What Does Workers Comp Actually Cover?

Workers comp is a type of liability insurance that protects two parties: both the employer and the employee. Both parties typically pay into a pool of money with each paycheck. When an employee is injured on the job, the employer can dot the “I”s and cross the “T”s to make sure that the employee can use that aforementioned pool of money for healthcare resulting from the injury, regardless of whether or not the employee has health insurance. It also helps protect employers by reducing the chance that an employee will file a personal injury lawsuit.

Workers comp covers accidental workplace injuries. An employee may be allowed to dip into the pool of money to cover healthcare costs, costs associated with lost wages or earning potential, costs of physical therapy, or funeral expenses if the worst should happen. Believe it or not, workers comp might even pay more if an employee is scarred because of the injury! Employees probably won’t need a slip and fall attorney for a simple accident, and that’s thanks to workers comp.

But there are exceptions to every rule, and workers comp is no different. What isn’t covered? It depends on where you live and what happened. For your state rules and regulations, check with your employer (or a lawyer if you don’t trust your employer). 

Here’s what we can say for sure. If the accident was caused by an employee — and keep in mind there’s a very stark legal difference between cause and effect — then the employee might not be covered. One obvious example involves fighting. If an employee tries to punch another employee or customer in the face, misses, and is whacked in retaliation, then workers comp absolutely will not cover his broken nose. He started the fight, after all. On the other hand, if the employee is hurt in a fight they didn’t start, then workers comp would absolutely cover medical expenses. 
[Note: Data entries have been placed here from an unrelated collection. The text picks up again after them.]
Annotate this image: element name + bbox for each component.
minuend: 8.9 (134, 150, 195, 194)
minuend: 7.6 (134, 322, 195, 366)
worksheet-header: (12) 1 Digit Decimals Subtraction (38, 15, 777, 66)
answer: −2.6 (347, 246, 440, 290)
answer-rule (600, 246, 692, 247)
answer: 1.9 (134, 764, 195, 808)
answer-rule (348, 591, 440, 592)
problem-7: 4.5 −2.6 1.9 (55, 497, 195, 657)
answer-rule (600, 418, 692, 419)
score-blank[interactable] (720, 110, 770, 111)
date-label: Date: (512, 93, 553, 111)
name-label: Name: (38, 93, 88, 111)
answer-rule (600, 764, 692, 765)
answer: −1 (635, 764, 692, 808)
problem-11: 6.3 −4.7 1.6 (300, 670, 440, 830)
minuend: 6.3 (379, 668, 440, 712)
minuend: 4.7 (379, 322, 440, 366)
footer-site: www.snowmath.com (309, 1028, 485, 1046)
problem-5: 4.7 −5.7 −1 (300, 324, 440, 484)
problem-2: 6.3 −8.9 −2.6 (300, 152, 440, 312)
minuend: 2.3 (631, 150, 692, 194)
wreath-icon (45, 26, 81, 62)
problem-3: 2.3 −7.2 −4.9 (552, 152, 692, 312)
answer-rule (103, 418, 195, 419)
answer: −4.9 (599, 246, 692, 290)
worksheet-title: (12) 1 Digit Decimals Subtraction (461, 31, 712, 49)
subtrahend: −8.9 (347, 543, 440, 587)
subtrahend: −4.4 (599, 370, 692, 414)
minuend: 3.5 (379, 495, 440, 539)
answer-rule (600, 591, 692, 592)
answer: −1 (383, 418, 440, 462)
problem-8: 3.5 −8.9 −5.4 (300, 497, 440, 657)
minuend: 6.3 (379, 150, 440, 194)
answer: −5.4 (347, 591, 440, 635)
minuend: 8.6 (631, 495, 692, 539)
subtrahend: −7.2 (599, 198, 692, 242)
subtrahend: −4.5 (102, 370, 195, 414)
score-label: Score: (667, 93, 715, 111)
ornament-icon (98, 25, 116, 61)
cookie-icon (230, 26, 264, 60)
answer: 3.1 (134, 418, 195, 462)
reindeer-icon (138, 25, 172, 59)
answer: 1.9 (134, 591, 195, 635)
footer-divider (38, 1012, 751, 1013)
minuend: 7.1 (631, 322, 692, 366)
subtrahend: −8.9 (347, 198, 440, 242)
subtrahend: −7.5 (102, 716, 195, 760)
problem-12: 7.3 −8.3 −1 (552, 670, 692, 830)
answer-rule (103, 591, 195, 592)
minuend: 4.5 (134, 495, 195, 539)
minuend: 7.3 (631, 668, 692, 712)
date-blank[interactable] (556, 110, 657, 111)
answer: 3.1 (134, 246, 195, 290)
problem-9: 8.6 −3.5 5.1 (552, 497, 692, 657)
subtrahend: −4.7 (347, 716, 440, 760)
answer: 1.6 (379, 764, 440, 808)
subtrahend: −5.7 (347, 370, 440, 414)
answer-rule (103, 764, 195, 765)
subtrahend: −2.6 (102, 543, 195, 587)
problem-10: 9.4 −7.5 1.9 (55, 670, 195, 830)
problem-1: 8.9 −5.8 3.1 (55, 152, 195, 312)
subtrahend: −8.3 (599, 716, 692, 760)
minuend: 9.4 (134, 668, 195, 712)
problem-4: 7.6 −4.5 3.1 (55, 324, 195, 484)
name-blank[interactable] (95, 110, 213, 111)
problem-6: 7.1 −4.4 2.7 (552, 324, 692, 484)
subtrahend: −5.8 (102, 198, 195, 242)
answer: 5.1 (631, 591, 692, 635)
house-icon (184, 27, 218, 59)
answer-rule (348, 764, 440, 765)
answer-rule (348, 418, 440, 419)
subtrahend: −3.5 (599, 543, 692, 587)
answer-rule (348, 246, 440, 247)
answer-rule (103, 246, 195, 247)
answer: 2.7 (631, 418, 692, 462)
The first thing an employer will likely do after an employee is injured in an accident is ask the employee to submit to a drug test. Don’t want to take the drug test? That’s legally fine, but you’re sure to lose your job. Take the drug test and it comes back positive? Bye Felicia. You’re sure to lose your job. Keep in mind that some drug tests will come back positive even if you consumed alcohol a full 24 hours prior. So even though the tests aren’t always fool-proof, an employee could still be screwed over — and need to pay for their own medical expenses after an accident. 

If you are an employee and were hurt while working, then you should have already contacted your direct supervisor. Failure to do so might make it more difficult for you to make a workers comp claim later, especially if there’s no video footage of the accident or no one around to corroborate your story. When reporting the injury, provide a full accounting — including your written story, if possible — and make it as detailed as you can.